CRACK CAPONE (THE)
S’il débarque seulement aujourd’hui en Europe, pour s’y imposer en l’espace de quelques mois (comme influence incontournable, comme nouveau paradigme en tout cas), le juke a déjà une longue histoire derrière lui, depuis ses débuts comme dérivé de la house de Chicago, puis son métissage avec le hip-hop et le son Miami Bass, jusqu’à son omniprésence dans les blocs-parties underground de la région. Musique complexe et paradoxale, c’est un genre qui cherche à la fois l’efficacité immédiate et l’abstraction à travers des rythmiques ultra-véloces, souvent déconstruites et brisées, toujours austères et opiniâtres.
Clarence Johnson, alias The Crack Capone, alias DJ Roc, s’est lancé dans la musique en 2001, entre autres grâce à la disponibilité de programmes informatiques de composition comme fruityloops, qui lui ont permis de démarrer une production pléthorique entièrement réalisée dans un coin de son appartement.

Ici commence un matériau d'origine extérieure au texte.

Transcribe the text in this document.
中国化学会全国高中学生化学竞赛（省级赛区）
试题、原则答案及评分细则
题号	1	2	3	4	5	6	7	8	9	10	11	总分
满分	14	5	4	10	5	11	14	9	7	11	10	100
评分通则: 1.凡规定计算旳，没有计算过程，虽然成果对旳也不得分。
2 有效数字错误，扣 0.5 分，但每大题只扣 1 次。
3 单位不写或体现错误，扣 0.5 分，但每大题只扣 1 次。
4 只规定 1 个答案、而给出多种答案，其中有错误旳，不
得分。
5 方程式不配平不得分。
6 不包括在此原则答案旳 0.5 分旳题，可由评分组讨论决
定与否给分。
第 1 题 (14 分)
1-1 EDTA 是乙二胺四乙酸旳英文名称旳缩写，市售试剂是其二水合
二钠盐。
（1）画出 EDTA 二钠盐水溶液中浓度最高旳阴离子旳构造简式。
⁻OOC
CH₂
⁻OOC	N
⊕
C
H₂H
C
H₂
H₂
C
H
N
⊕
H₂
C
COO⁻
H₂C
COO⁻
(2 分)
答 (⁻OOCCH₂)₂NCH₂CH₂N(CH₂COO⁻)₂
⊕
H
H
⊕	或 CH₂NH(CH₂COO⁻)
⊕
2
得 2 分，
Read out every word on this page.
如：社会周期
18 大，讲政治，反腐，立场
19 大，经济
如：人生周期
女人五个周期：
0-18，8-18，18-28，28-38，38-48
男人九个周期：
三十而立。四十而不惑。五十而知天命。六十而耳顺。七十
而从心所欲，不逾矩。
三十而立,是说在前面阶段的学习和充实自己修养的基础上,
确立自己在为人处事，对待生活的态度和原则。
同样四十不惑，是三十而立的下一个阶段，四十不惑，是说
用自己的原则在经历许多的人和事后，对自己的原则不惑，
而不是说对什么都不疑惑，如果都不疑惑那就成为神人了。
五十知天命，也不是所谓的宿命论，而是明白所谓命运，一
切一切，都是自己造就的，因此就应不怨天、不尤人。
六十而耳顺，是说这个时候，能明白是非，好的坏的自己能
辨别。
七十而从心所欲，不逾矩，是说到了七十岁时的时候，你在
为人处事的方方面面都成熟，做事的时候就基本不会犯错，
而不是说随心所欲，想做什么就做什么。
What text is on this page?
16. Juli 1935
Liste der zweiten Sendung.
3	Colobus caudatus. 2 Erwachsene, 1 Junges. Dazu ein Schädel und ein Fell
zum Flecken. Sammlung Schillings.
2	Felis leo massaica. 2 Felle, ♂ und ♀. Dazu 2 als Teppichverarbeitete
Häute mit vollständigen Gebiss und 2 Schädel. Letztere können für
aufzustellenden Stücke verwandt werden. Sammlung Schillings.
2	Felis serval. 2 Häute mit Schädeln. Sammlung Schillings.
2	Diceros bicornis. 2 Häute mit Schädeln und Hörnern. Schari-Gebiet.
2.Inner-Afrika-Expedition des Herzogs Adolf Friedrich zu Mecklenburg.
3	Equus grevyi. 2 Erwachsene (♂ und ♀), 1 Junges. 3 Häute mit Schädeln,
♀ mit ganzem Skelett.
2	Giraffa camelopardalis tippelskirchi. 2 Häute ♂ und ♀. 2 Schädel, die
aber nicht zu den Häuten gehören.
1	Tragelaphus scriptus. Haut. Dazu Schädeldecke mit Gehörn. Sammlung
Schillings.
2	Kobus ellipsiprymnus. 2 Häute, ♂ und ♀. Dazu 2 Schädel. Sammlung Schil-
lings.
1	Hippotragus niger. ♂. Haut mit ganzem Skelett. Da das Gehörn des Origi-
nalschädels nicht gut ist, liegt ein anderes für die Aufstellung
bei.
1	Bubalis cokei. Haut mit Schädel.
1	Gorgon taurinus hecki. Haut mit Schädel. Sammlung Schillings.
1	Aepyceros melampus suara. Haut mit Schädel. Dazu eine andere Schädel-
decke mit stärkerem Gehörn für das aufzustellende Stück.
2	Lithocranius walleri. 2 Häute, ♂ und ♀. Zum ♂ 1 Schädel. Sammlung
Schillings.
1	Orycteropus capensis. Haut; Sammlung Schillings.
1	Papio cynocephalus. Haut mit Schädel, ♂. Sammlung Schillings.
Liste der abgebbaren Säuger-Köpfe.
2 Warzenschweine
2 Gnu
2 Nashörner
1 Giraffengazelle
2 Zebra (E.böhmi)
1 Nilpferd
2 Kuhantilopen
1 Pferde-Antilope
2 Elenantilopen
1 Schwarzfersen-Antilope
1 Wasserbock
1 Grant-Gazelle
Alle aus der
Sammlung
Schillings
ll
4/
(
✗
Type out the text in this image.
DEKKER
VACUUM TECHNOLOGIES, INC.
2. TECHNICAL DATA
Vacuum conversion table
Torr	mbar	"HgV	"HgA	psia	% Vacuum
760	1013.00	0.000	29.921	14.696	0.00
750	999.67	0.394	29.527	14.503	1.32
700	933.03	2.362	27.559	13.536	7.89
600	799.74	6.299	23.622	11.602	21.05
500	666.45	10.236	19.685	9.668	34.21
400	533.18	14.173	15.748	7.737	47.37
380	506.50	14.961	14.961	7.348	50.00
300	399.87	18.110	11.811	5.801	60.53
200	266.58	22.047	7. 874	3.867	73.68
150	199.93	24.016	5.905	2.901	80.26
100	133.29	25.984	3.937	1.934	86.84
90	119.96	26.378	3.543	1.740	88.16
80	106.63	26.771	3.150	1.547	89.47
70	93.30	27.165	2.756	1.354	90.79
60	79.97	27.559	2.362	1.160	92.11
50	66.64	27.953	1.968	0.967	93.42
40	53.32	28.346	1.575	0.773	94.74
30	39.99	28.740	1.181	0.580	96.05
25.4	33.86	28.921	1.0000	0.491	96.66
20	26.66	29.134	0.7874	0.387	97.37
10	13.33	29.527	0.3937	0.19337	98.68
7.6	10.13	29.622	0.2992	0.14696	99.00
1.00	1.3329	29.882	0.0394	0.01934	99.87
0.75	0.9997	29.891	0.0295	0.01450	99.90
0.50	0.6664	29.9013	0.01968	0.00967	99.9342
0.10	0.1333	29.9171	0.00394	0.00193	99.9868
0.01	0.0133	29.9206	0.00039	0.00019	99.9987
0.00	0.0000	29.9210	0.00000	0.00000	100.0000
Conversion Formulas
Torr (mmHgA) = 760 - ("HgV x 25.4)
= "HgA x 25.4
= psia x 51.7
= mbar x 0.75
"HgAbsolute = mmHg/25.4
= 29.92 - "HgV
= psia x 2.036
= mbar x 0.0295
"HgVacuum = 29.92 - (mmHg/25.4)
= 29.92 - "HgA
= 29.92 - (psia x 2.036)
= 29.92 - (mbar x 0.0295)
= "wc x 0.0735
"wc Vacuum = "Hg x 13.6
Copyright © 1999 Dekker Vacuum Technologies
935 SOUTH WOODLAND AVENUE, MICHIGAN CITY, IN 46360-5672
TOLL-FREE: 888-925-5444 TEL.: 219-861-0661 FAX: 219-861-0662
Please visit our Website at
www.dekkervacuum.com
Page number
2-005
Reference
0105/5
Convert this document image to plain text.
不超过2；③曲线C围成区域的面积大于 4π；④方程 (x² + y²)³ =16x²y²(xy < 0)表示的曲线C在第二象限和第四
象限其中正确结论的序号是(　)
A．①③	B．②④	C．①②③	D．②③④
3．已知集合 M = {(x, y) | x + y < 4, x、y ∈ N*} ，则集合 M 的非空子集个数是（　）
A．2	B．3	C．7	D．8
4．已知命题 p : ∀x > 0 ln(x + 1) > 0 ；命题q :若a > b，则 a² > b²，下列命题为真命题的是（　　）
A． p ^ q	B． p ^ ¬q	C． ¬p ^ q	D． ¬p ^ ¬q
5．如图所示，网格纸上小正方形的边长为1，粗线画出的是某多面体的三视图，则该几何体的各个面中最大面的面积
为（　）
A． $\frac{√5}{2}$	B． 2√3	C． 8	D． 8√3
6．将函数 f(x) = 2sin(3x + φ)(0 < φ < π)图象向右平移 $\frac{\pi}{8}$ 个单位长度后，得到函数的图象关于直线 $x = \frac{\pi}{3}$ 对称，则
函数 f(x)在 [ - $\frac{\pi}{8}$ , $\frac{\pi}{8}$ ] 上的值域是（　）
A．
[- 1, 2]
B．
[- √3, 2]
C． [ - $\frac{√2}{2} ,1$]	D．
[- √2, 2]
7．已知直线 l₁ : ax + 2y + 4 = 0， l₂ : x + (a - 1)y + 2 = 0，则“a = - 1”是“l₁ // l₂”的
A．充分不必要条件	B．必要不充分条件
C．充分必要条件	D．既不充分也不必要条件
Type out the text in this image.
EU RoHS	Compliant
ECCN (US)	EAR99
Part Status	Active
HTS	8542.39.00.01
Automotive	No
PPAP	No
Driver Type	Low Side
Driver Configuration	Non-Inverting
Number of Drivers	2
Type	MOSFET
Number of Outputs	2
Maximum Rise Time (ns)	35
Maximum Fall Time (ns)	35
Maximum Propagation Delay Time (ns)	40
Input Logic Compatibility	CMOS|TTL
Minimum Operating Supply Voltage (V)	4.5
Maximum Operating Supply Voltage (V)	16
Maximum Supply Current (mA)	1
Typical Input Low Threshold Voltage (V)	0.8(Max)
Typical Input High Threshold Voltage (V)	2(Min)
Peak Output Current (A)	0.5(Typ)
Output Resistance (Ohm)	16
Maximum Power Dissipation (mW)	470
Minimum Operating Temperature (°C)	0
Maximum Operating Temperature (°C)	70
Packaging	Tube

Il s’est également illustré comme DJ et comme organisateur de soirées, jouant et diffusant sa propre musique et d’autres productions des styles qu’il affectionne, ghetto house, juke, etc. Bien avant l’intervention de Mike Paradinas, il était parmi les premiers musiciens de juke à diffuser ses mix-tapes. Publiées en collaboration avec DJ Slugo, elles constituaient une série, entamée avec leur premier CD : Juke City : The Crack Capita, suivi par Juke City Vol.2 : The Take Over puis Juke City Vol.3. DJ Roc est avec DJ Nate, un des premiers musiciens de juke « importés » de Chicago par Paradinas lors de la réalisation pour son label Planet Mu des anthologies Bangs & Works, qui introduisirent ce style musical – jusque-là très local et très underground – au reste du monde. Avec ses emprunts éléphantesques, non seulement au hip-hop et au R’n’b, mais aussi à la musique classique la plus bombastique, la musique de film la plus efficace (mais aussi la plus reconnaissable), DJ Roc produit une musique excessivement visuelle, hyperkinétique, remplie à ras bord d’images hétéroclites, d’évocations contradictoires, passant du cinématique à l’incongru (une cornemuse par ici, les chœurs de l’Armée rouge là). Là où DJ Nate joue avec le caractère minimaliste, brut, du juke, DJ Roc semble préférer une agitation baroque, un bouillonnement extravagant. Mais tous deux partagent des rythmiques impitoyables, jamais résolues, jamais confortables, soutenues par une basse souterraine et menaçante, et un goût pour les fragments de voix insolites répétés en boucle à toute vitesse, jusqu’à l’absurde.